Financial Data Hub

Project Overview

Built a comprehensive Financial Data Hub at SMBC that consolidated data from multiple legacy source systems into a unified, single source of truth. This enterprise-scale data warehouse serves as the backbone for downstream applications across the organization, enabling real-time financial reporting and analytics.
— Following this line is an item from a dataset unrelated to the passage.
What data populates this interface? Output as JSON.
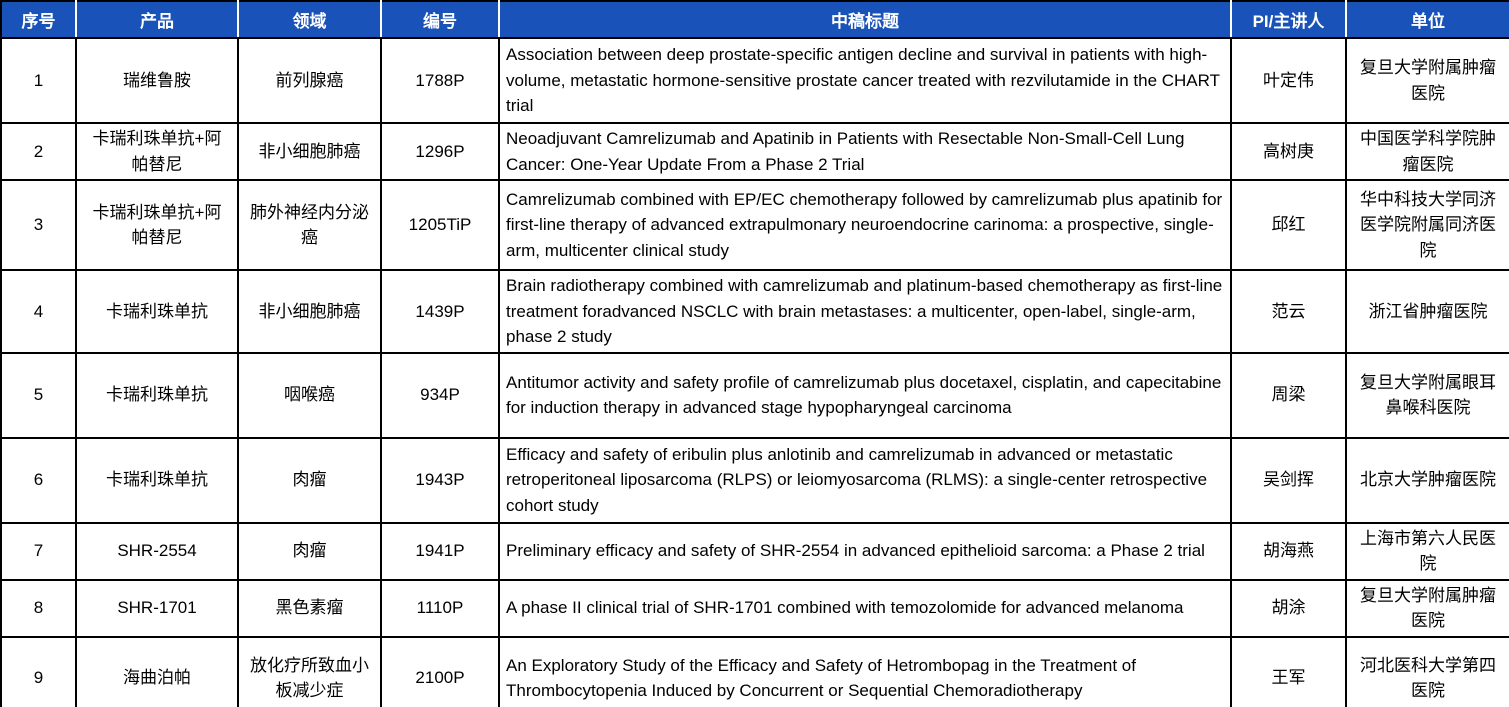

The platform was engineered using Azure cloud stack with Databricks as the core processing engine, implementing advanced parallelism and optimization techniques that resulted in significant cost savings—20% reduction in storage costs and 30% reduction in compute costs—while dramatically improving data accessibility and reliability.

Key Features

Unified Data Platform: Consolidated disparate financial data sources into a single, authoritative data repository
Advanced Optimization: Implemented parallelism techniques and Spark optimizations for 30% performance improvement
Cost Efficiency: Achieved 20% storage cost reduction through intelligent data partitioning and compression
Scalable Architecture: Designed for horizontal scaling to handle growing data volumes
Real-time Processing: Enabled near real-time data ingestion and transformation pipelines
Data Governance: Implemented Unity Catalog for comprehensive data cataloging and access control

Technologies Used

Databricks: Core data processing platform with notebook-based development
Azure Data Factory (ADF): Orchestration and workflow management
PySpark: Large-scale data processing and transformations
Spark SQL: Complex data queries and aggregations
Delta Lake: ACID transactions and versioned data storage
Azure Data Lake Gen2: Scalable data storage layer
Unity Catalog: Data governance and cataloging

Technical Implementation

The solution architecture followed a medallion approach with bronze, silver, and gold layers. Data ingestion was orchestrated through Azure Data Factory pipelines, with Databricks handling all transformation logic.

Spark DataFrames and SQL were used extensively for complex table-to-table transformations, while PySpark scripting enabled custom business logic implementation. The implementation of Delta Live Tables ensured data quality and lineage tracking throughout the pipeline.

Challenges & Solutions

Legacy System Integration: Designed robust connectors for multiple legacy systems with varying data formats and update frequencies
Performance Bottlenecks: Implemented dynamic partition pruning and optimized join strategies to improve query performance by 30%
Cost Optimization: Analyzed and optimized cluster configurations, implemented auto-scaling, and optimized data storage formats
Data Quality: Created comprehensive audit, balance, and control (ABC) frameworks using SQL database audit tables

Business Impact

The Financial Data Hub transformed how SMBC manages and analyzes financial data. By creating a single source of truth, the organization gained:

Faster decision-making through improved data accessibility
Significant cost savings through optimized infrastructure
Enhanced data quality and consistency
Improved regulatory compliance and audit capabilities
Foundation for advanced analytics and machine learning initiatives

My Role

As the lead Azure Data Engineer, I was responsible for the complete solution architecture, implementation of ETL pipelines, Spark optimization, and performance tuning. I worked closely with business stakeholders to translate requirements into technical solutions and ensured successful deployment and knowledge transfer.